Entre eux, la conversation roule sur la philosophie, la Bible et la littérature. Quand ils abordent les questions religieuses, ils dépassent la simple problématique des rapports entre Église et État. Ils ne peuvent toutefois éviter le débat qui fait rage à l’époque : l’école libre. L’archevêque de Paris, fils reconnaissant de l’enseignement public, voudrait qu’elle soit plus d’Église que privée. Pierre Mauroy, Premier ministre au début du premier septennat, est pour une solution tranchée, afin de satisfaire la frange dure de la gauche. Mais le président, pur produit de l’école catholique, ne peut raisonnablement pas se prononcer pour la nationalisation totale de l’enseignement voulue par la base socialiste… Son enracinement chrétien a favorisé ses relations avec les autorités ecclésiastiques, ce que confirme Gérard Defois, évêque émérite de Lille, secrétaire général de la Conférence des évêques de France en 1981 : « Mitterrand nous recevait là où Giscard nous laissait nous entretenir avec des seconds couteaux. Dès mars 1981, alors que Mitterrand n’était même pas élu, j’avais affaire à un petit monsieur discret, Pierre Bérégovoy. » Le futur secrétaire général de l’Élysée prévient Gérard Defois : « François Mitterrand parle d’un “service public unifié de l’enseignement”, mais ne le comprenez pas comme une nationalisation de l’école catholique. » Les socialistes prennent des gants. Defois poursuit : « Mitterrand m’a même dit : “Quand je quitterai le pouvoir, si une seule école catholique a fermé, ce sera de son fait et non du mien !” »
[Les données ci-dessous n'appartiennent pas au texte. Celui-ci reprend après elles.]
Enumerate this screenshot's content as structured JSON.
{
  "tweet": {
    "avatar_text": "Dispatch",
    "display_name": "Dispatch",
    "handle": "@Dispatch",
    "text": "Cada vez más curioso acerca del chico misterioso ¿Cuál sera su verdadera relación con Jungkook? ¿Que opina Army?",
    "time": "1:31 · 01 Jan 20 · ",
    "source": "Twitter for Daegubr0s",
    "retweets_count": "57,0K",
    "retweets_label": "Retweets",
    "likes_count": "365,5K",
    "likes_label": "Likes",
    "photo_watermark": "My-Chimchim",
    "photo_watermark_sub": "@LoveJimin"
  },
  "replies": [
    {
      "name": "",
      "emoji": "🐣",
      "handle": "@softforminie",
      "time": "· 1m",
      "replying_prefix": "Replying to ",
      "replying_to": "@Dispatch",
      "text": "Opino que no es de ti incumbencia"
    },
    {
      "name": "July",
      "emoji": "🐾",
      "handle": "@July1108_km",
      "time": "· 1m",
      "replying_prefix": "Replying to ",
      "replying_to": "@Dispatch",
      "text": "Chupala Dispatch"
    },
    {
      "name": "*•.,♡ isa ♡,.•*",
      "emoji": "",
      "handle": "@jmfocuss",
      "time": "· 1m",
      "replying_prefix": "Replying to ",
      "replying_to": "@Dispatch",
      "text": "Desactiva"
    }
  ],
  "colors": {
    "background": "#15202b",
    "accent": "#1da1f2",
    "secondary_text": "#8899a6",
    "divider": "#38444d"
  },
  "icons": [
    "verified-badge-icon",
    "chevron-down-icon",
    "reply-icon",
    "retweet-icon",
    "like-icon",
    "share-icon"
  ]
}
Le président – qui voulait être pape – réussit même à séduire Jean Paul II, pourtant inquiet de l’avenir de l’école catholique en France, et qui n’avait pas hésité à tancer Giscard au sujet de la loi sur l’avortement. Quand ils se rencontrent pour la première fois, le 28 février 1982, ils ressortent de leur entretien de fort bonne humeur. Mitterrand demande même à son porte-parole, Michel Vauzelle, d’accepter un chapelet pour sa sœur..."
Source : extraits de "Mitterrand, le président qui voulut être pape", article d'Olivia Elkaim publié le 5 mai 2011 dans l'hebdomadaire "la Vie".
François Mitterrand et la religion, par Hubert Védrine
"... La réponse ? François Mitterrand ne l'avait-il pas trouvée, alors qu'il posait encore la question ? Quand il confie à Elie Wiesel que "Dieu est un aiguillon, une motivation supérieure à toute autre" ?
Quand il évoque ses élans mystiques, son admiration pour Thérèse d'Avila, François d'Assise, Thérèse de Lisieux ? Quand, pensant à sa maladie, il confie qu'en période de détresse on se rapproche "forcément" de Dieu ? Quand il livre son attachement au Sermon sur la montagne, "un des plus beaux textes que je connaisse" ?
Le 14 avril 1995, à Bernard Pivot qui lui demandait ce qu'il aimerait que Dieu lui dise, s'il existe, lors de son arrivée dans l'au-delà, François Mitterrand avait répondu : "Maintenant, tu sais."
Maintenant, il sait."
Source : extrait de "FRANÇOIS MITTERRAND - Maintenant, il sait..", article de Béatrice Houchard publié le 11 janvier 1996 dans "la Vie".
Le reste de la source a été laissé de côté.